Dimensionality Reduction in Data Science
Definition
Let’s assume a data set $X \subset \mathbb{R}^{n}$ is given. The following mapping for $m \lt n$ is called dimension reduction.
$$ r : X \to \mathbb{R}^{m} $$
Or more commonly in machine learning, any method that reduces the number of input variables in a way that retains as much of the performance as possible is called a dimension reduction technique.
Explanation
Dimension reduction, as the name suggests, refers to reducing the dimensionality of vectors. It is often used to make data easier and more intuitive to understand. The method of reduction varies by algorithm. It might involve outright deleting certain components or creating new, lower-dimensional data from the existing data according to predefined rules. The following are some of the techniques:
Purpose
Visualization
It is practically impossible to efficiently visualize data with more than four dimensions. Even with three-dimensional data, depending on its form, there can be difficulties in visualization. Difficulties in visualization mean that it is challenging to draw pictures that well represent the features of the data. For three-dimensional data, the shape may appear differently depending on the viewpoint. In such cases, reducing the dimensionality for drawing can make it easier to grasp the features of the data. The picture below shows an example where the same data looks significantly different depending on the viewing direction. The right picture is a projection of the left data onto the $xy$-plane.
The Iris dataset, which is four-dimensional data, is often introduced in many data science textbooks as being visualized by splitting it into several two-dimensional figures like the following.
Focus and Selection
Dimension reduction can be used to discard less important information to focus more on the important information. “Less important information” here refers to noise or redundant information. For example, looking at the left table below, one can see that the first column has the same value for all data. Also, the second and third columns have different values but are essentially the same. Thus, dimension reduction can be done by discarding the first column and either the second or third column. Furthermore, the right table summarizes weather information for Daegu. At first glance, it might seem like there is no unnecessary information, but since “daily temperature range = maximum temperature - minimum temperature,” these three are not linearly independent, and actually, errors can occur in regression analysis. Therefore, in this case, deleting the fourth column to remove multicollinearity is an example of dimension reduction.

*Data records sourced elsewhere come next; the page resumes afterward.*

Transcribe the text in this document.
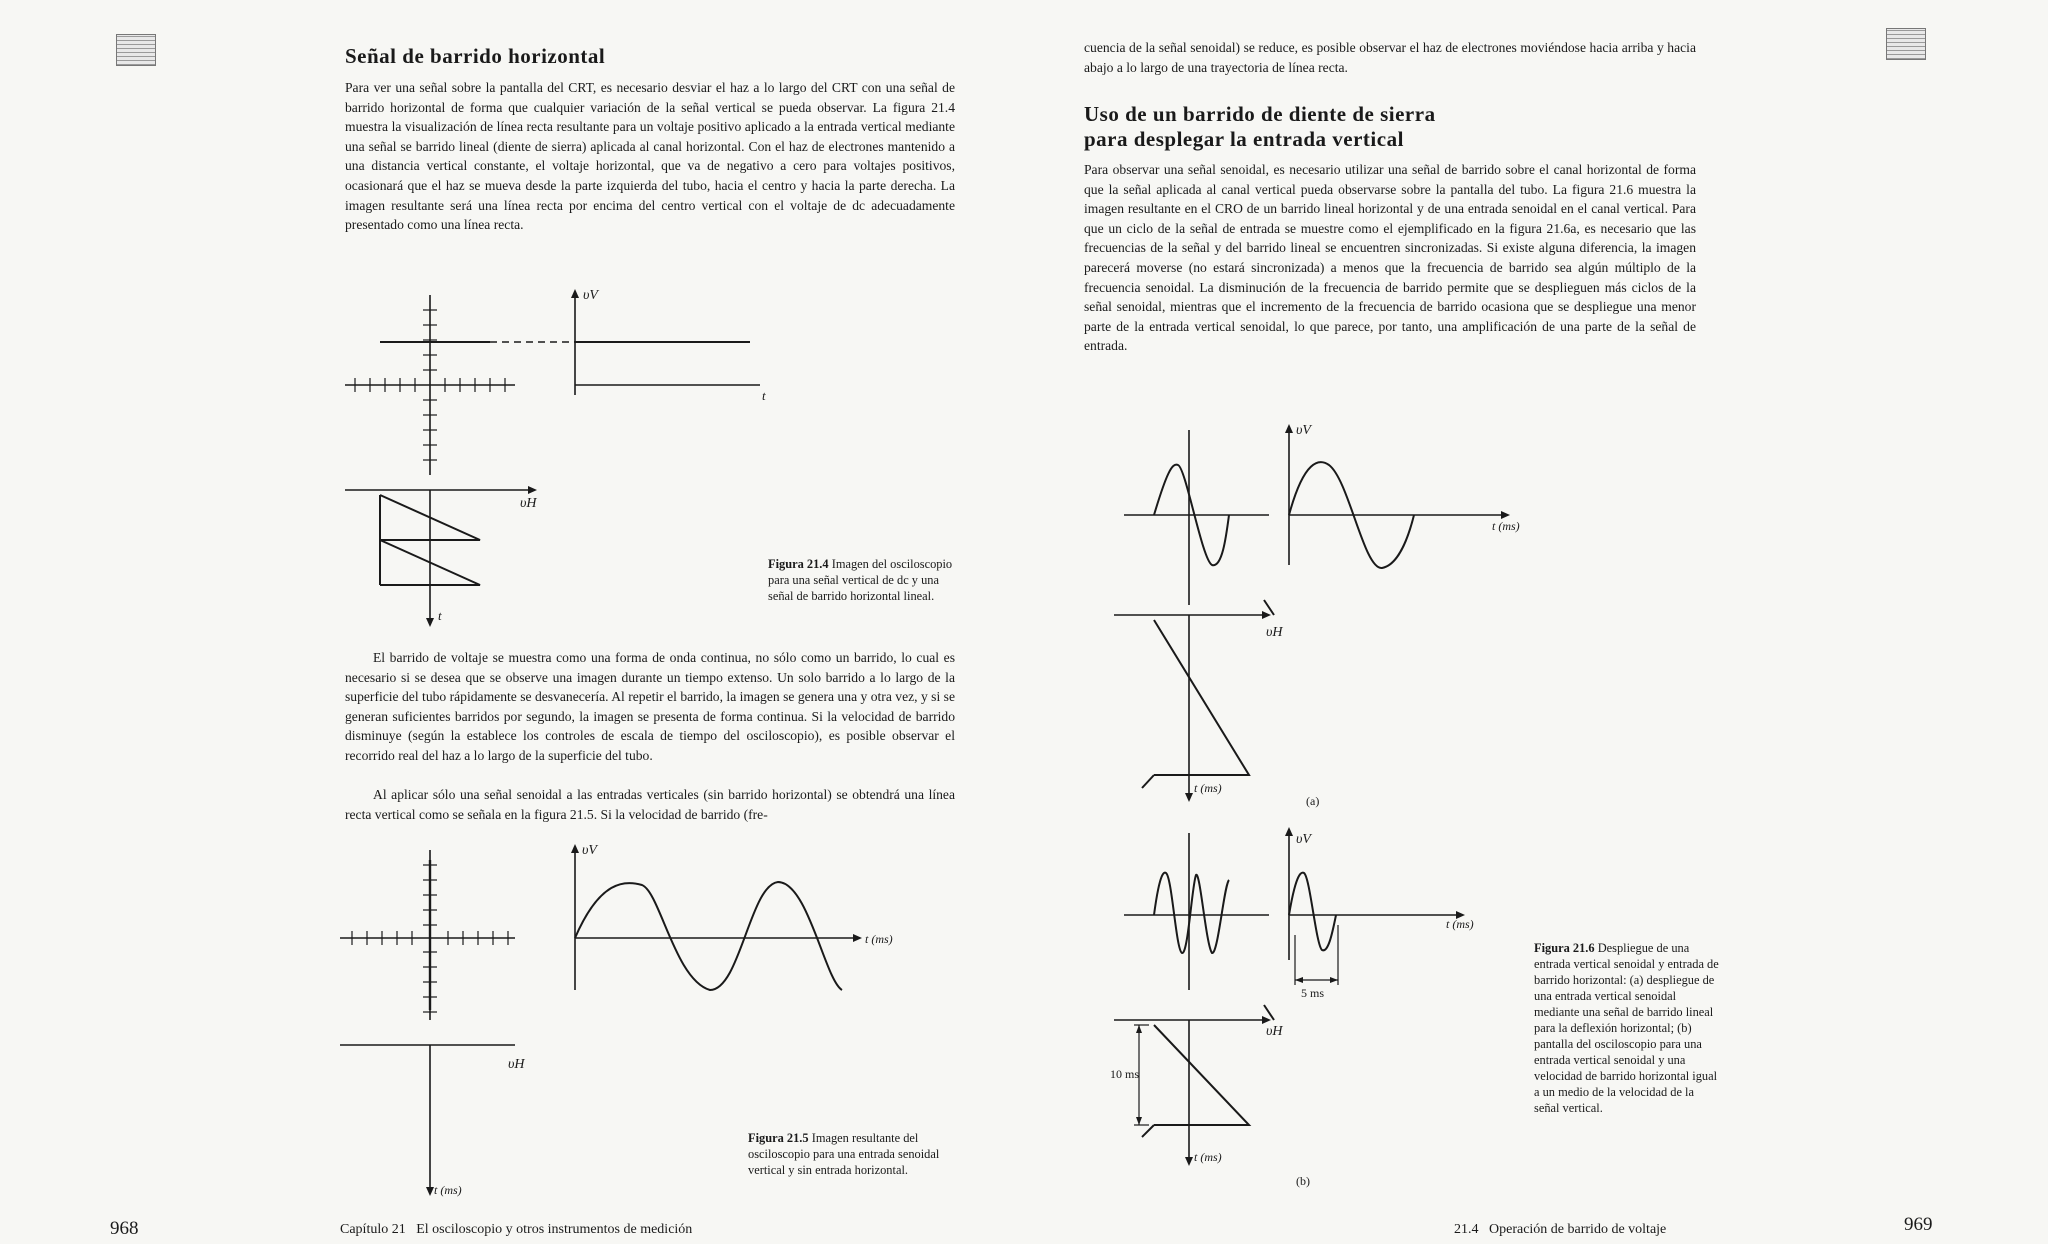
Señal de barrido horizontal

Para ver una señal sobre la pantalla del CRT, es necesario desviar el haz a lo largo del CRT con una señal de barrido horizontal de forma que cualquier variación de la señal vertical se pueda observar. La figura 21.4 muestra la visualización de línea recta resultante para un voltaje positivo aplicado a la entrada vertical mediante una señal se barrido lineal (diente de sierra) aplicada al canal horizontal. Con el haz de electrones mantenido a una distancia vertical constante, el voltaje horizontal, que va de negativo a cero para voltajes positivos, ocasionará que el haz se mueva desde la parte izquierda del tubo, hacia el centro y hacia la parte derecha. La imagen resultante será una línea recta por encima del centro vertical con el voltaje de dc adecuadamente presentado como una línea recta.

υV
t
υH
t
Figura 21.4 Imagen del osciloscopio para una señal vertical de dc y una señal de barrido horizontal lineal.

El barrido de voltaje se muestra como una forma de onda continua, no sólo como un barrido, lo cual es necesario si se desea que se observe una imagen durante un tiempo extenso. Un solo barrido a lo largo de la superficie del tubo rápidamente se desvanecería. Al repetir el barrido, la imagen se genera una y otra vez, y si se generan suficientes barridos por segundo, la imagen se presenta de forma continua. Si la velocidad de barrido disminuye (según la establece los controles de escala de tiempo del osciloscopio), es posible observar el recorrido real del haz a lo largo de la superficie del tubo.

Al aplicar sólo una señal senoidal a las entradas verticales (sin barrido horizontal) se obtendrá una línea recta vertical como se señala en la figura 21.5. Si la velocidad de barrido (fre-

υV
t (ms)
υH
t (ms)
Figura 21.5 Imagen resultante del osciloscopio para una entrada senoidal vertical y sin entrada horizontal.
968	Capítulo 21   El osciloscopio y otros instrumentos de medición

cuencia de la señal senoidal) se reduce, es posible observar el haz de electrones moviéndose hacia arriba y hacia abajo a lo largo de una trayectoria de línea recta.

Uso de un barrido de diente de sierra
para desplegar la entrada vertical

Para observar una señal senoidal, es necesario utilizar una señal de barrido sobre el canal horizontal de forma que la señal aplicada al canal vertical pueda observarse sobre la pantalla del tubo. La figura 21.6 muestra la imagen resultante en el CRO de un barrido lineal horizontal y de una entrada senoidal en el canal vertical. Para que un ciclo de la señal de entrada se muestre como el ejemplificado en la figura 21.6a, es necesario que las frecuencias de la señal y del barrido lineal se encuentren sincronizadas. Si existe alguna diferencia, la imagen parecerá moverse (no estará sincronizada) a menos que la frecuencia de barrido sea algún múltiplo de la frecuencia senoidal. La disminución de la frecuencia de barrido permite que se desplieguen más ciclos de la señal senoidal, mientras que el incremento de la frecuencia de barrido ocasiona que se despliegue una menor parte de la entrada vertical senoidal, lo que parece, por tanto, una amplificación de una parte de la señal de entrada.

υV
t (ms)
υH
t (ms)
(a)
υV
t (ms)
5 ms
υH
10 ms
t (ms)
(b)
Figura 21.6 Despliegue de una entrada vertical senoidal y entrada de barrido horizontal: (a) despliegue de una entrada vertical senoidal mediante una señal de barrido lineal para la deflexión horizontal; (b) pantalla del osciloscopio para una entrada vertical senoidal y una velocidad de barrido horizontal igual a un medio de la velocidad de la señal vertical.
21.4   Operación de barrido de voltaje	969
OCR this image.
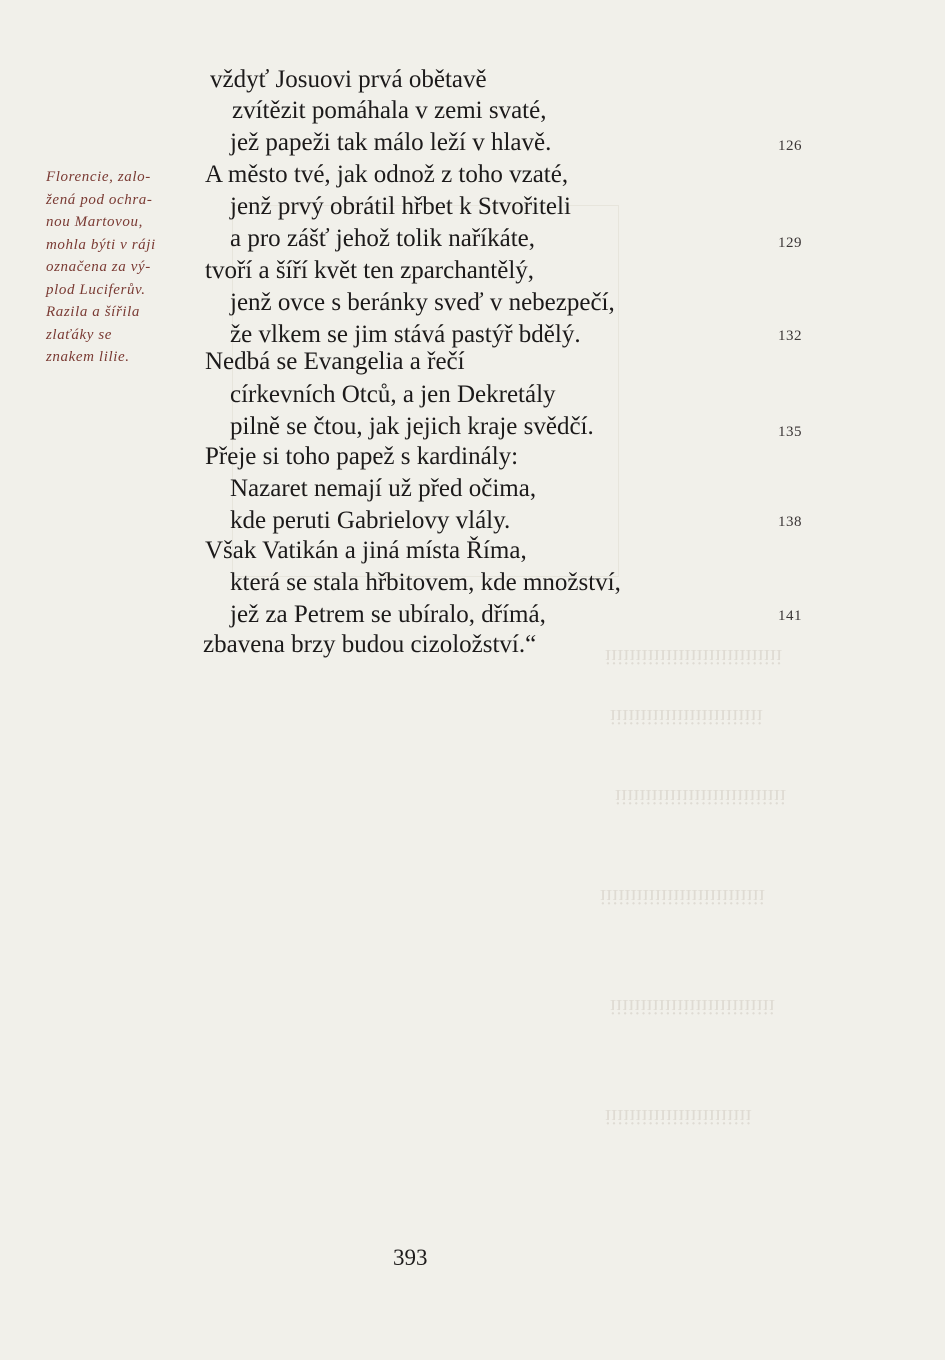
ᴉᴉᴉᴉᴉᴉᴉᴉᴉᴉᴉᴉᴉᴉᴉᴉᴉᴉᴉᴉᴉᴉᴉᴉᴉᴉᴉᴉᴉ
ᴉᴉᴉᴉᴉᴉᴉᴉᴉᴉᴉᴉᴉᴉᴉᴉᴉᴉᴉᴉᴉᴉᴉᴉᴉ
ᴉᴉᴉᴉᴉᴉᴉᴉᴉᴉᴉᴉᴉᴉᴉᴉᴉᴉᴉᴉᴉᴉᴉᴉᴉᴉᴉᴉ
ᴉᴉᴉᴉᴉᴉᴉᴉᴉᴉᴉᴉᴉᴉᴉᴉᴉᴉᴉᴉᴉᴉᴉᴉᴉᴉᴉ
ᴉᴉᴉᴉᴉᴉᴉᴉᴉᴉᴉᴉᴉᴉᴉᴉᴉᴉᴉᴉᴉᴉᴉᴉᴉᴉᴉ
ᴉᴉᴉᴉᴉᴉᴉᴉᴉᴉᴉᴉᴉᴉᴉᴉᴉᴉᴉᴉᴉᴉᴉᴉ
Florencie, zalo-
žená pod ochra-
nou Martovou,
mohla býti v ráji
označena za vý-
plod Luciferův.
Razila a šířila
zlaťáky se
znakem lilie.
vždyť Josuovi prvá obětavě
zvítězit pomáhala v zemi svaté,
jež papeži tak málo leží v hlavě.
A město tvé, jak odnož z toho vzaté,
jenž prvý obrátil hřbet k Stvořiteli
a pro zášť jehož tolik naříkáte,
tvoří a šíří květ ten zparchantělý,
jenž ovce s beránky sveď v nebezpečí,
že vlkem se jim stává pastýř bdělý.
Nedbá se Evangelia a řečí
církevních Otců, a jen Dekretály
pilně se čtou, jak jejich kraje svědčí.
Přeje si toho papež s kardinály:
Nazaret nemají už před očima,
kde peruti Gabrielovy vlály.
Však Vatikán a jiná místa Říma,
která se stala hřbitovem, kde množství,
jež za Petrem se ubíralo, dřímá,
zbavena brzy budou cizoložství.“
126
129
132
135
138
141
393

School | Grade | Group | Name |
---|---|---|---|
Hive High School | 3rd grade | fromis_9 | LEE NA GYUNG |
Hive High School | 3rd grade | fromis_9 | BAEK JI HEON |
Hive High School | 2nd grade | LE SSERAFIM | KIM CHAEWON |
Hive High School | 2nd grade | LE SSERAFIM | HUH YUNJIN |
Hive High School | 1st grade | NewJeans | HAERIN |
Hive High School | 1st grade | NewJeans | MINJI |
Date | High Temp | Low Temp | Daily Temp Range | Precipitation Probability |
---|---|---|---|---|
19th | 32º | 24º | 8º | 60% |
20th | 33º | 22º | 11º | 0% |
21st | 32º | 23º | 9º | 30% |
22nd | 30º | 21º | 9º | 60% |
23rd | 31º | 24º | 7º | 60% |
24th | 33º | 25º | 8º | 60% |
Lightweighting
Reducing the dimensions of data means there are fewer numbers to store, thereby reducing the data’s storage size. In the case of artificial neural networks, MLPs consist of linear layers where the dimension of input data influences the number of model parameters. Dimension reduction can be used here to reduce the number of model parameters. Even in models like CNNs, where the input data’s dimensions do not affect the number of model parameters, reducing dimensions can still offer computational speed advantages.
Preventing Overfitting
Appropriate dimension reduction is known to be able to prevent overfitting to some extent.